Aby podjąć świadomą decyzję, należy przede wszystkim poznać swoje prawa i obowiązki. Kobiety w ciąży, młode matki, a także matki karmiące mają szereg przywilejów. Niestety trzeba pamiętać, że pracodawca jest zmuszony ich przestrzegać jedynie w momencie istnienia umowy o pracę. Na ten moment pracodawca nie może zwolnić kobiety w ciąży.

Nawet jeśli umowa jest terminowa i miałaby wygasnąć przed rozwiązaniem, to pracodawca jest zmuszony przedłużyć ją do dnia porodu. W momencie kiedy umowa rozwiąże się po porodzie, pracodawca wypłaca nam zasiłek macierzyński, następnie ten obowiązek przejmuje ZUS. Jest również gwarantowana suma zasiłku w kwocie 1000 zł, dla kobiet, które osiągają niższy dochód lub wcale go nie osiągają – z takiego rozwiązania mogą się cieszyć np. studentki, a także panie zarejestrowane jako bezrobotne w urzędzie pracy.

Kobieta musi zadeklarować, czy chciałaby być na zasiłku przez rok czasu, czy pół roku. W tym drugim przypadku może zmienić zdanie i przejść na zasiłek rodzicielski. W przypadku zadeklarowania pobierania zasiłku przez rok, kobieta dostaje 80% zasiłku. W przypadku wybrania półrocznej przerwy od pracy – wypłacane jest 100% zasiłku, a w przypadku, gdy jednak kobieta zechce przedłużyć zasiłek – w kolejnych miesiącach będzie to 60%. W efekcie w obu przypadkach kobieta dostanie tyle samo.

Wiele kobiet zadaje sobie pytanie, czy na macierzyńskim można pracować

mama

Odpowiedź jest po części twierdząca, jednak dużo zależy od formy umowy. Jest to duże udogodnienie dla młodych mam, ponieważ na zasiłku rodzicielskim mogą powrócić do obecnego pracodawcy – jeśli umowa nadal trwa, lub zacząć współpracę z nowym – jeśli umowa została zakończona. Mogą również otworzyć własną działalność gospodarczą. Warto rozważyć szybszy powrót do pracy, ponieważ na młodą mamę czeka wiele udogodnień.

Nie należy zapominać, że pracodawca nie może zmusić kobiety do wyjazdu w delegację, a także nałożyć na nią obowiązku pracy po godzinach. Dodatkowo młoda mama może wnioskować o godzinę przerwy na karmienie piersią. To, w jaki sposób ta godzina zostanie rozdysponowana, w dużej mierze zależy od pracodawcy. Mogą to być dwie półgodzinne przerwy w trakcie dnia, lecz także możliwość wyjścia z pracy godzinę wcześniej lub godzinę później.

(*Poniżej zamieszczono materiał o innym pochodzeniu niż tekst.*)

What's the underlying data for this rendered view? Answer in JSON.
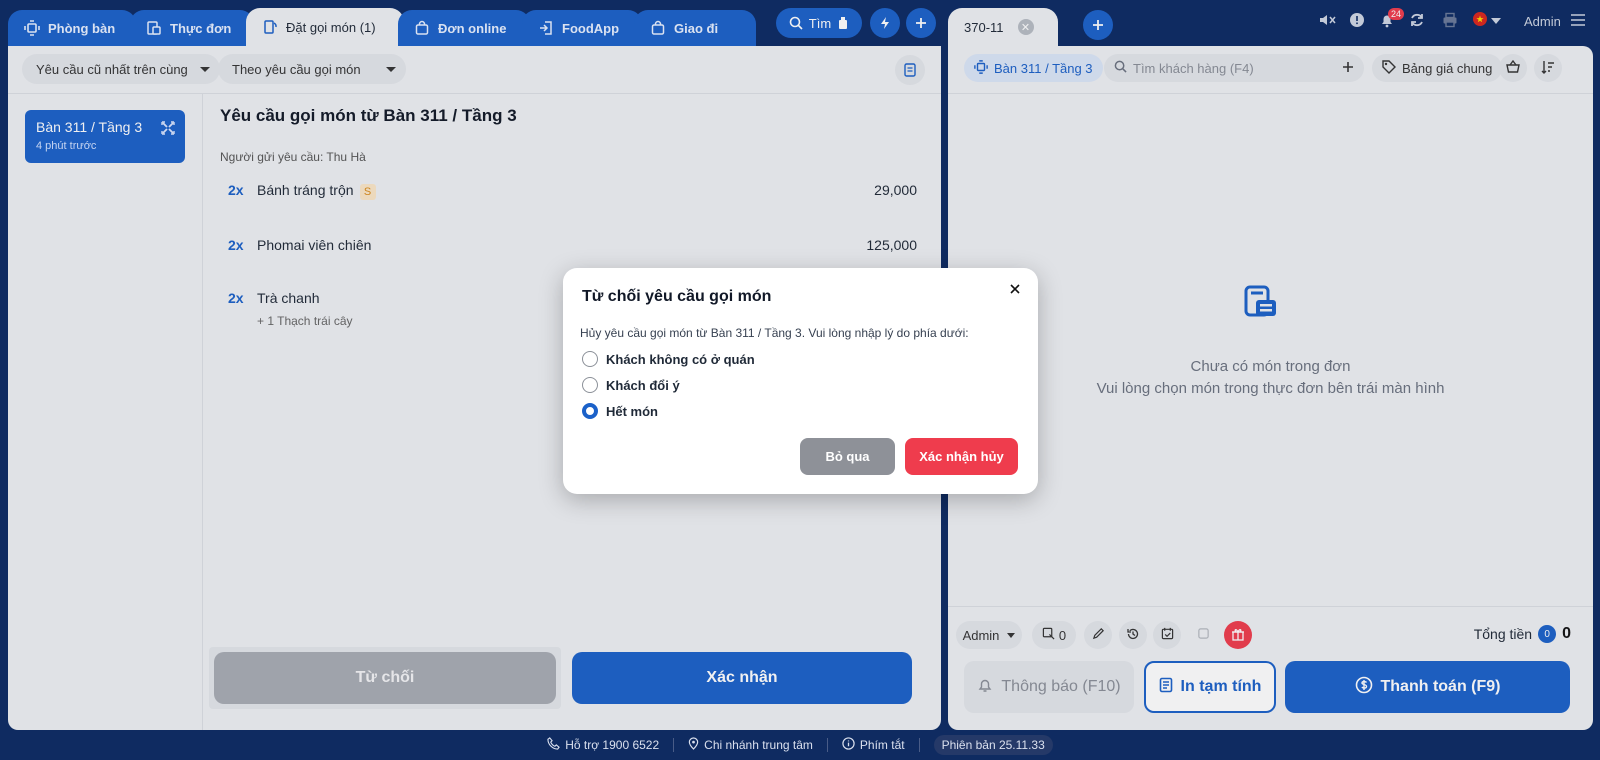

Nie ma terminu, który by nakazywał zakończenie korzystania z tego uprawnienia – mama może przynosić zaświadczenia od lekarza, że karmi, nawet jeśli dziecko ma 2 czy 3 lata. Nie należy jednak zapominać o tym, że w niektórych firmach będzie to spore utrudnienie dla pracodawcy – bez potrzeby nie należy więc wykorzystywać tego uprawnienia i mieć na uwadze również dobro pracodawcy.

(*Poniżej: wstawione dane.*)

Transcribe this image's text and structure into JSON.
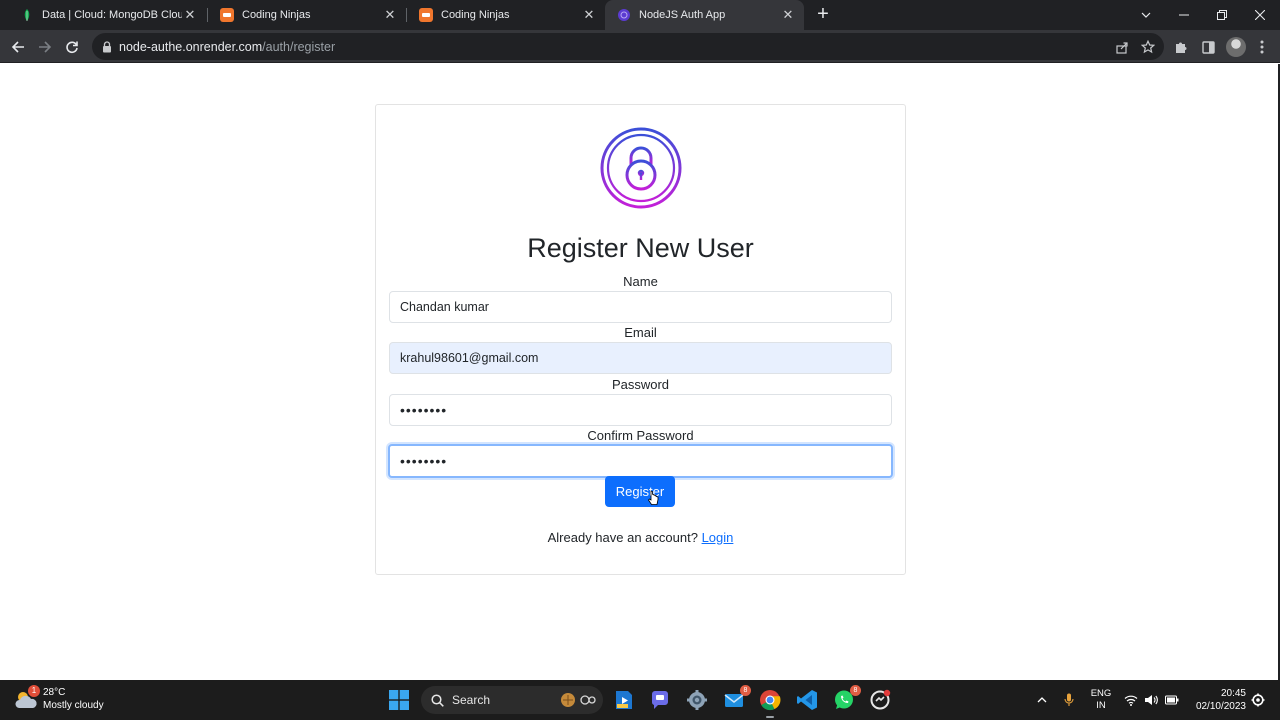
{
  "browser": {
    "tabs": [
      {
        "title": "Data | Cloud: MongoDB Cloud",
        "favicon": "mongodb-leaf-icon",
        "active": false
      },
      {
        "title": "Coding Ninjas",
        "favicon": "coding-ninjas-icon",
        "active": false
      },
      {
        "title": "Coding Ninjas",
        "favicon": "coding-ninjas-icon",
        "active": false
      },
      {
        "title": "NodeJS Auth App",
        "favicon": "globe-icon",
        "active": true
      }
    ],
    "url_host": "node-authe.onrender.com",
    "url_path": "/auth/register",
    "icons": [
      "back-icon",
      "forward-icon",
      "reload-icon",
      "lock-icon",
      "share-icon",
      "star-icon",
      "extensions-icon",
      "side-panel-icon",
      "profile-avatar",
      "menu-icon"
    ]
  },
  "page": {
    "title": "Register New User",
    "logo": "padlock-logo-icon",
    "accent_color": "#0d6efd",
    "fields": {
      "name": {
        "label": "Name",
        "value": "Chandan kumar"
      },
      "email": {
        "label": "Email",
        "value": "krahul98601@gmail.com"
      },
      "password": {
        "label": "Password",
        "value": "••••••••"
      },
      "confirm": {
        "label": "Confirm Password",
        "value": "••••••••"
      }
    },
    "register_label": "Register",
    "footer_text": "Already have an account?",
    "login_link": "Login"
  },
  "taskbar": {
    "weather": {
      "temp": "28°C",
      "desc": "Mostly cloudy",
      "badge": "1"
    },
    "search_label": "Search",
    "apps": [
      {
        "name": "media-player-icon"
      },
      {
        "name": "teams-chat-icon"
      },
      {
        "name": "settings-icon"
      },
      {
        "name": "mail-icon",
        "badge": "8"
      },
      {
        "name": "chrome-icon"
      },
      {
        "name": "vscode-icon"
      },
      {
        "name": "whatsapp-icon",
        "badge": "8"
      },
      {
        "name": "github-desktop-icon"
      }
    ],
    "lang_top": "ENG",
    "lang_bottom": "IN",
    "time": "20:45",
    "date": "02/10/2023"
  }
}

Najbardziej korzystną sytuacją jest, jeśli młoda mama chce rozpocząć pracę u nowego pracodawcy w trakcie trwania zasiłku. Warto pamiętać o tym, że jeśli od początku zakładamy, że wracamy po pół roku do pracy, to i tak lepiej zasiłek przedłużyć. W sytuacji podpisania umowy z nowym pracodawcą wciąż będzie wypłacany zasiłek.

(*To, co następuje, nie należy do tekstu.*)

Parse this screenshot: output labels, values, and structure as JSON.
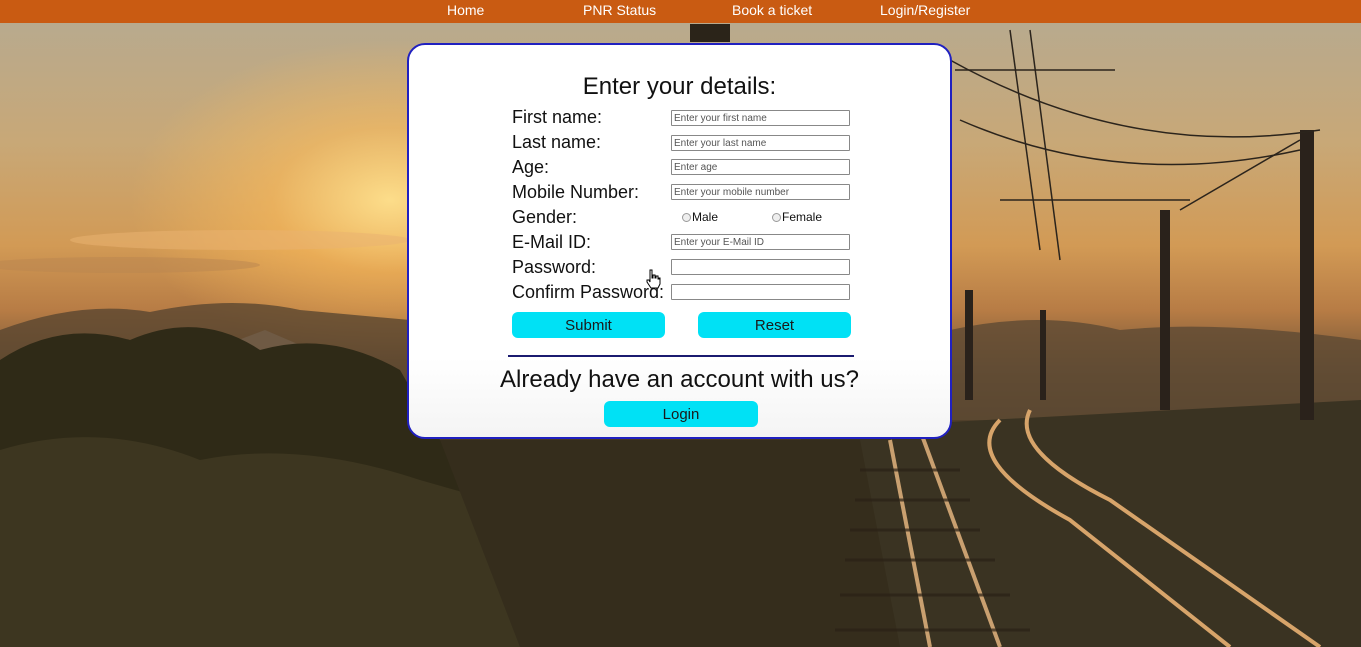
{
  "nav": {
    "items": [
      {
        "label": "Home"
      },
      {
        "label": "PNR Status"
      },
      {
        "label": "Book a ticket"
      },
      {
        "label": "Login/Register"
      }
    ]
  },
  "form": {
    "title": "Enter your details:",
    "fields": {
      "first_name": {
        "label": "First name:",
        "placeholder": "Enter your first name",
        "value": ""
      },
      "last_name": {
        "label": "Last name:",
        "placeholder": "Enter your last name",
        "value": ""
      },
      "age": {
        "label": "Age:",
        "placeholder": "Enter age",
        "value": ""
      },
      "mobile": {
        "label": "Mobile Number:",
        "placeholder": "Enter your mobile number",
        "value": ""
      },
      "gender": {
        "label": "Gender:",
        "options": [
          "Male",
          "Female"
        ]
      },
      "email": {
        "label": "E-Mail ID:",
        "placeholder": "Enter your E-Mail ID",
        "value": ""
      },
      "password": {
        "label": "Password:",
        "value": ""
      },
      "confirm_password": {
        "label": "Confirm Password:",
        "value": ""
      }
    },
    "submit_label": "Submit",
    "reset_label": "Reset",
    "already_text": "Already have an account with us?",
    "login_label": "Login"
  },
  "colors": {
    "nav_bg": "#c95b12",
    "button_bg": "#00e1f5",
    "card_border": "#2020c0"
  },
  "icons": {
    "cursor": "hand-pointer-icon"
  }
}
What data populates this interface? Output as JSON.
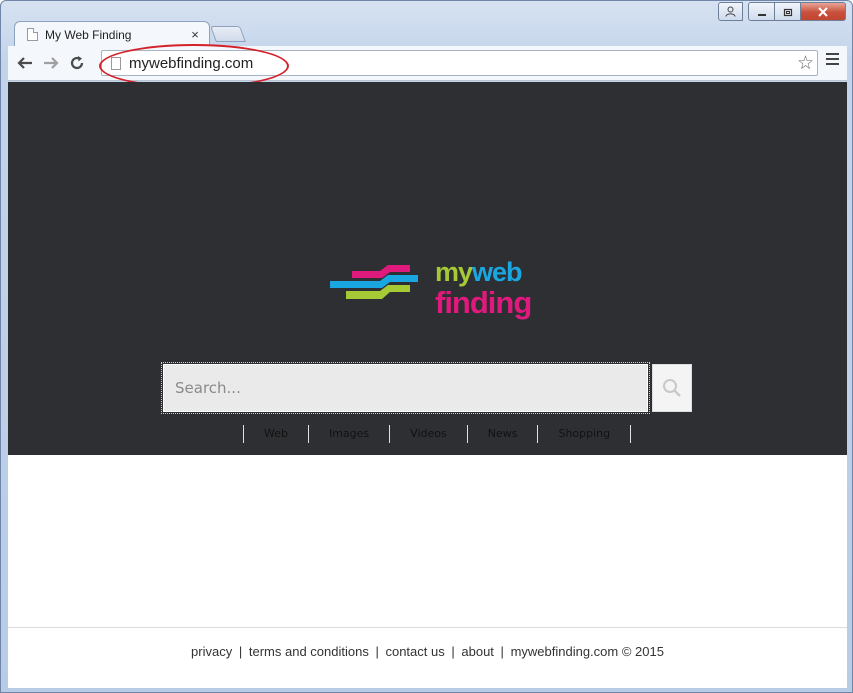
{
  "tab": {
    "title": "My Web Finding",
    "close": "×"
  },
  "omnibox": {
    "url": "mywebfinding.com",
    "star": "☆"
  },
  "window_controls": {
    "user": "👤",
    "minimize": "–",
    "maximize": "▭",
    "close": "✕"
  },
  "nav": {
    "back": "←",
    "forward": "→",
    "reload": "↻"
  },
  "logo": {
    "line1_part1": "my",
    "line1_part2": "web",
    "line2": "finding"
  },
  "search": {
    "placeholder": "Search..."
  },
  "search_tabs": [
    "Web",
    "Images",
    "Videos",
    "News",
    "Shopping"
  ],
  "footer": {
    "links": [
      "privacy",
      "terms and conditions",
      "contact us",
      "about"
    ],
    "copyright": "mywebfinding.com © 2015",
    "separator": "|"
  },
  "colors": {
    "hero_bg": "#2d2f33",
    "logo_green": "#a6c936",
    "logo_blue": "#1aa6e1",
    "logo_pink": "#e0197d",
    "highlight_red": "#d3222a"
  }
}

W efekcie młoda mama będzie miała więcej środków na wychowanie dziecka. W przypadku powrotu do swojego pracodawcy sytuacja jest nieco bardziej skomplikowana, ponieważ mama nie może powrócić do pracy wcześniej niż po upływie 20 tygodni, później wymiar urlopu rodzicielskiego jest zmniejszany, a ona może pracować w niepełnym wymiarze godzin.

na macierzyńskim

Niekiedy mamy są zmartwione, że straciły pracę, bo pracodawca nie chce przedłużyć z nimi umowy. Warto jednak porozmawiać z pracodawcą, czy nie byłby możliwy powrót po pół roku od porodu. Doświadczony pracownik, który umie wykonywać swoje obowiązki, jest zawsze potrzebny.
Mamie taka ugoda mogłaby się opłacić, ponieważ nie będzie musiała rezygnować z zasiłku, który pobiera. W tym przypadku dawny pracodawca traktowany byłby, jako nowy pracodawca, ponieważ umowa wygasła. Wypłacane by zatem było 60% zasiłku, co stanowi dodatkowy zastrzyk gotówki przez kolejne 6 miesięcy.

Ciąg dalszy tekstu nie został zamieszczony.